More from Slamdance, the film festival “By Filmmakers, For Filmmakers” currently taking place in Park City, Utah, down the street from the more well known Sundance Film Festival.
Is Falun Gong a peaceful religion or a dangerous cult? The Chinese government would like us to believe the latter. Ask No Questions, from Jason Loftus and Eric Pedicelli, is a documentary that looks at a 2001 event of self-immolation by Falun Gong members in Tiananmen Square. The Chinese government used that event to crack down the group, and to show the world that they were not persecuting religion, but stopping a dangerous cult. However, Jason Loftus, himself a Falun Gong practitioner who has protested Chinese oppression of the group, has made this film to question what really happened that day. The result is a believable conspiracy theory that it was staged by the government. The film includes interviews with a CNN journalist who was there that day; a Chinese TV producer who was arrested for being involved in Falun Gong, sent to reeducation facilities and labor camp; and others who question what happened and how well it played into the government’s agenda. Now, years after the event, some are again questioning China’s opposition to the group. But perhaps the damage has already been done.
Tahara, directed by Olivia Peace, is a story to teen angst. Following the suicide of a Hebrew school classmate, a group of teens are at synagogue to talk about it. They are all rather out of their depth, but especially Hannah, who is shallow and self-absorbed. Her main focus is her lust for Tristan. Hannah’s best friend, Carrie, is quiet and uncomfortable. But when in the women’s lounge Hannah wants to know if she’s a good kisser, the two girls share a kiss. It means far more to Carrie than it does to Hannah. In and out of the group grief session, the two girls struggle with real and imagined feelings that may tear them apart.

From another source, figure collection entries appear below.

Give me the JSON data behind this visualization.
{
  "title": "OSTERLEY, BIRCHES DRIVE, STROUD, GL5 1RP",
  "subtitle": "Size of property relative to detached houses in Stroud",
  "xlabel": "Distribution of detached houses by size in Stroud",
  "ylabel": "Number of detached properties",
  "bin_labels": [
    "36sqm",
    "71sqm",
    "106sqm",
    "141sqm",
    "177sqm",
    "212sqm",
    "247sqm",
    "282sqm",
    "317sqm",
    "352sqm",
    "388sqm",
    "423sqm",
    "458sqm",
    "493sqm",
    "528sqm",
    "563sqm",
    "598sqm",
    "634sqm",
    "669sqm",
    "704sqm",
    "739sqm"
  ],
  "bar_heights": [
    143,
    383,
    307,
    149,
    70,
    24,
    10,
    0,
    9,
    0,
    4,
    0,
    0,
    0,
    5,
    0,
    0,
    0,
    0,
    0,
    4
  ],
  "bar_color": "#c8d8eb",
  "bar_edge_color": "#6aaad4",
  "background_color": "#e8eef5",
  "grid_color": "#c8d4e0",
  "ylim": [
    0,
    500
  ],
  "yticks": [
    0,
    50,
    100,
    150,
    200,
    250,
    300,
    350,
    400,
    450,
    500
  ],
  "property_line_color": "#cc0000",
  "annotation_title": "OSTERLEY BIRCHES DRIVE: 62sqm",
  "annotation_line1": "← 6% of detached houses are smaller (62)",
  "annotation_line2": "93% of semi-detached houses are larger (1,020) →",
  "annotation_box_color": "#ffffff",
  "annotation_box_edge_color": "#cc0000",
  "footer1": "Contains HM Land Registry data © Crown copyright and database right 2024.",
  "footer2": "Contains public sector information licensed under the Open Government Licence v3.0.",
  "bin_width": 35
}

Ennui seems to be the driving force for the characters in Tapeworm. Set in Winnipeg, it follows a group of loosely connected people as they suffer through their meaningless lives. There is a hypochondriac, a pathetic stand up comedian, a video game player who lives with his mother, a pair of stoners. None of them are at all interesting or call to us to empathize. Promotional comments about the film refer to it as a “cringe comedy” or an “anti-comedy”. You might think that this is an opportunity for an exploration of pathos. Nope.